The fear of Vestapalk that he had worked to instill in the tribe—along with his eerily well-timed pronouncement of rewards and punishments, no doubt—had kept the hunters at the feeding trough with the others crowded around them. Red meat filled the trough; the tribe looked at Tiktag expectantly. On other occasions, Tiktag would have pronounced a blessing in his master’s name, cast his poisonous magic upon the meat, then dragged the trough on its rough wheels into the other cave. He hesitated and considered bringing the meat in case Vestapalk had woken too hungry to distinguish his priest from his dinner.

A long sigh from the unseen dragon made his decision for him. Putting his back to the tribe, Tiktag hurried around the corner and into the cave.

Sistree was right. Vestapalk was awake—and the green dragon had turned red. Not in the manner of the fire breathers among dragons, but each green scale was now outlined by angry crimson. It was as if flesh hot with infection peeked through from beneath the scales—except that with every motion, the stuff glowed briefly where Vestapalk’s muscles shifted and bent, like embers when a fire was stirred up. Tiktag stopped just inside the cave, just out of sight of the tribe, and stared.

Vestapalk hadn’t noticed his entrance. He was too busy staring at his legs, his chest, his flanks and wings, as if seeing them for the first time. Maybe, Tiktag thought, he was.

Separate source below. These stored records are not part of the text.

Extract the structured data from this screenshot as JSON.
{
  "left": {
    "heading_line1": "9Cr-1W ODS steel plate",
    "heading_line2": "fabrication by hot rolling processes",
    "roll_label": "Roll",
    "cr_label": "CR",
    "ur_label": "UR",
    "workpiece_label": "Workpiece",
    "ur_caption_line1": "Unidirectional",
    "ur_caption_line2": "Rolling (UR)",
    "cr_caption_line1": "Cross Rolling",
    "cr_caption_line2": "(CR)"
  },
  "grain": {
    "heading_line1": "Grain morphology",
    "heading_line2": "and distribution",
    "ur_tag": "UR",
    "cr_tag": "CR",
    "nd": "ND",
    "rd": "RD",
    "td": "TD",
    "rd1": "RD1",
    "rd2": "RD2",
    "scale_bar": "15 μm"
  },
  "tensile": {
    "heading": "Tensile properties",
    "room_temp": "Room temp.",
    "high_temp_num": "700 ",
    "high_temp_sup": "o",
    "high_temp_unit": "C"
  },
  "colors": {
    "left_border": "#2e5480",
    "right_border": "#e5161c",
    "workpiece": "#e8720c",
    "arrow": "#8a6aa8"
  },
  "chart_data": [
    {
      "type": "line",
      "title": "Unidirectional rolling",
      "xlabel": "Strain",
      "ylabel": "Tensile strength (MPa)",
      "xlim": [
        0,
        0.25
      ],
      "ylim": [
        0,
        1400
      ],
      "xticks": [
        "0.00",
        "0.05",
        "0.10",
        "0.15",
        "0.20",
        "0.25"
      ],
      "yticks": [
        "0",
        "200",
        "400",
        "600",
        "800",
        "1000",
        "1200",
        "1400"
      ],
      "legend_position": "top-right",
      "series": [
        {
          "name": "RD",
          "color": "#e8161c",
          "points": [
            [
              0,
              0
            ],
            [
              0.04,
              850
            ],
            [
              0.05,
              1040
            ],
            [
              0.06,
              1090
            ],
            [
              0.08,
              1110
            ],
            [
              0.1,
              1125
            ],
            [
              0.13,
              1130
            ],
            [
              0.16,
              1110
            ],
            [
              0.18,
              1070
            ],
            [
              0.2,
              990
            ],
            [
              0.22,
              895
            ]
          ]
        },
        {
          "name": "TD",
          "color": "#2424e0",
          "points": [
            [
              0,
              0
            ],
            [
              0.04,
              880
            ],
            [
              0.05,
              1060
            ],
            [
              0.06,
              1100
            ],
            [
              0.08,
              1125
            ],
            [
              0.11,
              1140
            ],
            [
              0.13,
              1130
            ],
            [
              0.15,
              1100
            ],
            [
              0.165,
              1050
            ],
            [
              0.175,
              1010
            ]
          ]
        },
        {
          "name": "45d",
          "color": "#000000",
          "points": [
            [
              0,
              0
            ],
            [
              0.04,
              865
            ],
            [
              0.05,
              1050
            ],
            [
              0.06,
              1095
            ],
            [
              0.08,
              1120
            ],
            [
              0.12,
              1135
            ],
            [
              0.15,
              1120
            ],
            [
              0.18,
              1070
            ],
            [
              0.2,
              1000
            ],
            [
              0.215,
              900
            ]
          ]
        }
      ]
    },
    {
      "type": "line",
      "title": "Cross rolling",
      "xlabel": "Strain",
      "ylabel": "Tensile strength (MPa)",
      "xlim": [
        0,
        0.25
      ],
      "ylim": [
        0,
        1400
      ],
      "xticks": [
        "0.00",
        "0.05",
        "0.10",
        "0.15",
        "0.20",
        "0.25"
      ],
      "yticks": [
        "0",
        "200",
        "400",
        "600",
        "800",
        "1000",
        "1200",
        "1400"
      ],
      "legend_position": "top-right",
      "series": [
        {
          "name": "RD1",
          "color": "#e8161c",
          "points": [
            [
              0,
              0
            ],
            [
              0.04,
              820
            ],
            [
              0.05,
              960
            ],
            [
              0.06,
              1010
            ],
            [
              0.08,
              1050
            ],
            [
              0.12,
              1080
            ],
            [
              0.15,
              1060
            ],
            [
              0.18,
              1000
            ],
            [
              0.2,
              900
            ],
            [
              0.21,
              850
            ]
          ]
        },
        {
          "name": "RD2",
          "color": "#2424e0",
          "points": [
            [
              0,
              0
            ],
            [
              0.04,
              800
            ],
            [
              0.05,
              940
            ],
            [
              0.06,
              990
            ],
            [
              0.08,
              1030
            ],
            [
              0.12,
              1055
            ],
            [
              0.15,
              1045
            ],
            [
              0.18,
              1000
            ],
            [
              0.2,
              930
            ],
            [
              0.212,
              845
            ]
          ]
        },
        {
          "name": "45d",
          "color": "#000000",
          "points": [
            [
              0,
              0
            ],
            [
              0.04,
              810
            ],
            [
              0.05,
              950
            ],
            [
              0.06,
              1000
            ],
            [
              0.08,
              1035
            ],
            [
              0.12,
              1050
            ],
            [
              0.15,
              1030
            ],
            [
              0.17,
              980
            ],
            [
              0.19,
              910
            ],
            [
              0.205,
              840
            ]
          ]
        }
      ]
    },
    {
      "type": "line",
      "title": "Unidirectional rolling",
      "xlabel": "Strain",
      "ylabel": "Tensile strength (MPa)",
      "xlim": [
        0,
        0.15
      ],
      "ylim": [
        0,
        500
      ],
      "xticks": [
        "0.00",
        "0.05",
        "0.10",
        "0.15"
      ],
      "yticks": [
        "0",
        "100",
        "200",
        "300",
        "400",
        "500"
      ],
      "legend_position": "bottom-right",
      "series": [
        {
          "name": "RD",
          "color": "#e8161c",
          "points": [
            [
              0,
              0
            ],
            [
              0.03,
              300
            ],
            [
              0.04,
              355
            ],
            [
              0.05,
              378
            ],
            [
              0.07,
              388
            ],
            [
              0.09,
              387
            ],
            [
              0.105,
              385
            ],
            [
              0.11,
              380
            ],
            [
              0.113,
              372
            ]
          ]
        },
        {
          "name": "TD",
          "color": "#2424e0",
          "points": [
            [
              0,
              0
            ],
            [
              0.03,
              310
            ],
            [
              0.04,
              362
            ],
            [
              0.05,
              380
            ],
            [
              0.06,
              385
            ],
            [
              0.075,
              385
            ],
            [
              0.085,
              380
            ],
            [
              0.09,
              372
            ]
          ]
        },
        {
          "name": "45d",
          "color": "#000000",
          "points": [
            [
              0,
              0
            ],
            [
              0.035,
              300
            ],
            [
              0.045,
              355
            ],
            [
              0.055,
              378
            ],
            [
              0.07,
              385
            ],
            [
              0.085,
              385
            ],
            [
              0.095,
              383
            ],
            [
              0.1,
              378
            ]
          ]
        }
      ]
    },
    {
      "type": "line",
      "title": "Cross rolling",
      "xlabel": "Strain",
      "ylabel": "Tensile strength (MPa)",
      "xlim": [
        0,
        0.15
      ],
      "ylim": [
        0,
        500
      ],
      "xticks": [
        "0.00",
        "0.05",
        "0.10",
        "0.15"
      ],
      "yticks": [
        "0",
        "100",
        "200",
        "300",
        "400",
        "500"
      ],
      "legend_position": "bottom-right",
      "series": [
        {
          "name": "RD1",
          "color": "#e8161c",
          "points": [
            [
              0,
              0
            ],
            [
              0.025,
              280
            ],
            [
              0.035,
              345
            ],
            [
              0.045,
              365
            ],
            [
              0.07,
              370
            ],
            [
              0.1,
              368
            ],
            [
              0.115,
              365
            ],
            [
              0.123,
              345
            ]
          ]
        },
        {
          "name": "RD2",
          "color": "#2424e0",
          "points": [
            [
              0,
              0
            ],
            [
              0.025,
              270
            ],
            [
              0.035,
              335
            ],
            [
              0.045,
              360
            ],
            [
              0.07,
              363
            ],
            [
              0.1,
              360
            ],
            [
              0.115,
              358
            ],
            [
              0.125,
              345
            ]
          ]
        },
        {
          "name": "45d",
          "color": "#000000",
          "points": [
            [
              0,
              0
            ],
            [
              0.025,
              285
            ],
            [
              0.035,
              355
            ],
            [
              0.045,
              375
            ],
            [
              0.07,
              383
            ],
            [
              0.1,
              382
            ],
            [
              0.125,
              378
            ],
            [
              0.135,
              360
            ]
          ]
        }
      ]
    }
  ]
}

When the wyrmpriest had first climbed into the chasm in search of his fallen master, he’d found Vestapalk broken and injured. The dragon’s powerful limbs had been bent, his graceful neck twisted, one wing left in tatters, a terrible gash cut deep into his belly. As horrible as the injuries to Vestapalk’s body were, though, there had been something else that had disturbed Tiktag more.

Where his master’s blood showed in wounds and smears across his green scales, the red liquid shimmered with streaks of silver. It
glowed
, as Tiktag had once seen a ruby held before a candle glow. As he had watched over Vestapalk on that first awful night, he’d seen that glowing red spread, appearing first around the dragon’s eyes and across his snout before making its way between the scales along the length of his body like some spreading disease.

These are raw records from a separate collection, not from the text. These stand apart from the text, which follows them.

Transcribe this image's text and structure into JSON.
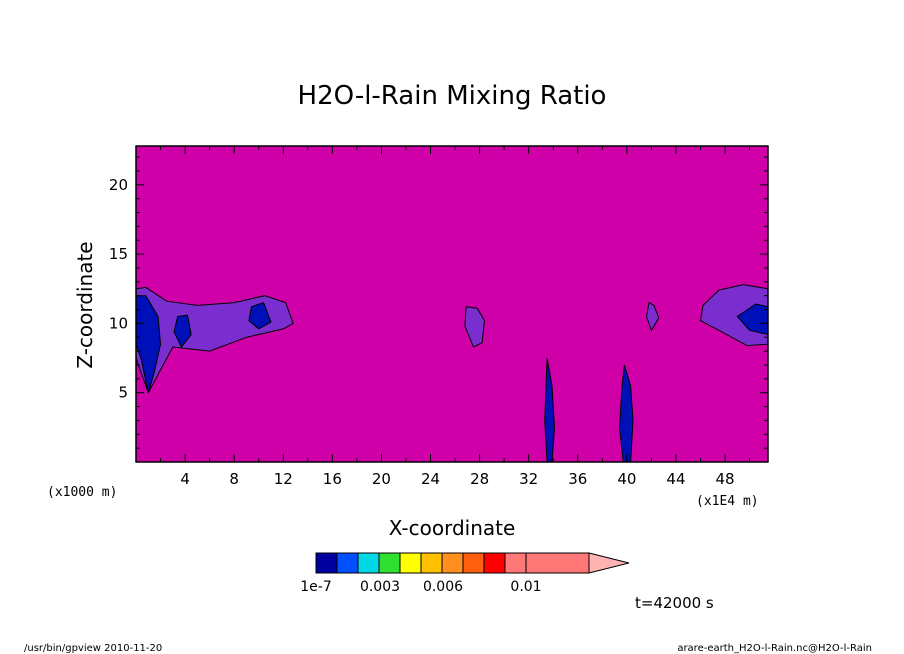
{
  "chart_data": {
    "type": "heatmap",
    "title": "H2O-l-Rain Mixing Ratio",
    "xlabel": "X-coordinate",
    "ylabel": "Z-coordinate",
    "x_scale_label": "(x1E4 m)",
    "y_scale_label": "(x1000 m)",
    "xlim": [
      0,
      51.5
    ],
    "ylim": [
      0,
      22.8
    ],
    "x_ticks": [
      "4",
      "8",
      "12",
      "16",
      "20",
      "24",
      "28",
      "32",
      "36",
      "40",
      "44",
      "48"
    ],
    "y_ticks": [
      "5",
      "10",
      "15",
      "20"
    ],
    "x_tick_values": [
      4,
      8,
      12,
      16,
      20,
      24,
      28,
      32,
      36,
      40,
      44,
      48
    ],
    "y_tick_values": [
      5,
      10,
      15,
      20
    ],
    "background_color": "#d000a8",
    "regions": [
      {
        "name": "left-cloud-outer",
        "level": "1e-7",
        "color": "#7a2ed0",
        "x": [
          0,
          0.8,
          2.5,
          5,
          8,
          10.5,
          12.2,
          12.8,
          12,
          9,
          6,
          3,
          1,
          0
        ],
        "z": [
          12.5,
          12.6,
          11.6,
          11.3,
          11.5,
          12.0,
          11.5,
          10.0,
          9.6,
          9.0,
          8.0,
          8.3,
          5.0,
          7.5
        ]
      },
      {
        "name": "left-cloud-inner",
        "level": "0.001",
        "color": "#0010b8",
        "x": [
          0,
          0.8,
          1.8,
          2.0,
          1.5,
          1.0,
          0.4,
          0
        ],
        "z": [
          12.0,
          12.0,
          10.5,
          8.5,
          6.5,
          5.0,
          7.5,
          8.5
        ]
      },
      {
        "name": "left-cloud-inner-2",
        "level": "0.001",
        "color": "#0010b8",
        "x": [
          3.4,
          4.2,
          4.5,
          3.7,
          3.1
        ],
        "z": [
          10.5,
          10.6,
          9.2,
          8.3,
          9.4
        ]
      },
      {
        "name": "left-cloud-inner-3",
        "level": "0.001",
        "color": "#0010b8",
        "x": [
          9.4,
          10.4,
          11.0,
          10.0,
          9.2
        ],
        "z": [
          11.2,
          11.5,
          10.1,
          9.6,
          10.2
        ]
      },
      {
        "name": "mid-cloud",
        "level": "1e-7",
        "color": "#7a2ed0",
        "x": [
          26.9,
          27.8,
          28.4,
          28.2,
          27.5,
          26.8
        ],
        "z": [
          11.2,
          11.1,
          10.2,
          8.6,
          8.3,
          9.8
        ]
      },
      {
        "name": "small-cloud",
        "level": "1e-7",
        "color": "#7a2ed0",
        "x": [
          41.8,
          42.2,
          42.6,
          42.0,
          41.6
        ],
        "z": [
          11.5,
          11.3,
          10.4,
          9.5,
          10.5
        ]
      },
      {
        "name": "right-cloud-outer",
        "level": "1e-7",
        "color": "#7a2ed0",
        "x": [
          46.2,
          47.5,
          49.5,
          51.5,
          51.5,
          49.8,
          47.5,
          46.0
        ],
        "z": [
          11.3,
          12.4,
          12.8,
          12.5,
          8.5,
          8.4,
          9.5,
          10.2
        ]
      },
      {
        "name": "right-cloud-inner",
        "level": "0.001",
        "color": "#0010b8",
        "x": [
          49.0,
          50.5,
          51.5,
          51.5,
          50.0
        ],
        "z": [
          10.5,
          11.4,
          11.2,
          9.2,
          9.5
        ]
      },
      {
        "name": "column-1",
        "level": "0.001",
        "color": "#0010b8",
        "x": [
          33.5,
          33.9,
          34.1,
          33.9,
          33.5,
          33.3
        ],
        "z": [
          7.5,
          5.5,
          2.5,
          0,
          0,
          3.0
        ]
      },
      {
        "name": "column-2",
        "level": "0.001",
        "color": "#0010b8",
        "x": [
          39.8,
          40.3,
          40.5,
          40.3,
          39.7,
          39.4,
          39.6
        ],
        "z": [
          7.0,
          5.5,
          3.0,
          0,
          0,
          2.5,
          5.5
        ]
      }
    ]
  },
  "colorbar": {
    "colors": [
      "#0000a0",
      "#0050ff",
      "#00d8e8",
      "#30e030",
      "#ffff00",
      "#ffc000",
      "#ff9020",
      "#ff6010",
      "#ff0000",
      "#ff7878",
      "#ffb4b4"
    ],
    "labels": [
      "1e-7",
      "0.003",
      "0.006",
      "0.01"
    ]
  },
  "time_label": "t=42000 s",
  "footer": {
    "left": "/usr/bin/gpview  2010-11-20",
    "right": "arare-earth_H2O-l-Rain.nc@H2O-l-Rain"
  }
}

Tiktag had stared in horror, terrified of what might be happening to his master, until exhaustion had driven him into sleep.

When he’d woken to Vestapalk’s thin, dry laughter, the glow was gone. Vestapalk’s wounds were crusted scabs. As he swore his oath to watch over his wounded master, Tiktag could almost—almost—believe he had imagined it all. But he knew he hadn’t. Sometimes when he watched over Vestapalk, he thought he could see a faint silvery-red light in the tiny trickle of venom that leaked between the dragon’s jaws.

More than anything else, that was the reason he kept Vestapalk’s new tribe away from their master except for when they’d moved his unconscious body into the cave. How would the others react if the glowing red stuff revealed itself again? Dragons had no flaws. They were perfect beings.

And here were Tiktag’s fears come to pass.

The red taint wasn’t the only change, Tiktag realized as he stared. Vestapalk had grown thin, as if fever had eaten away at his body. His torso and limbs were thin, skin shrunk tight to corded muscles. His belly was wasting away in the manner of a starving animal. Even his tail seemed narrower. Yet somehow the dragon had still grown. He had been big before, but now he was even larger. If he reared back, his head might brush the roof of the cave. He had been majestic. Now he was awe-inspiring. And more than a little frightening.

Vestapalk still had not noticed him. Tiktag swallowed and stepped forward. He could feel the heat that rolled off him. The fever hadn’t passed yet, not entirely. “Master,” he said.

There was no reaction. Vestapalk continued staring at himself, running talons along limbs that had healed while he slept and over belly scales marked only by a dark line where the deepest wound had been. For the first time, Tiktag noticed strange blisters bigger than his fist forming along the joints of Vestapalk’s limbs. He swallowed and called again. “Master!”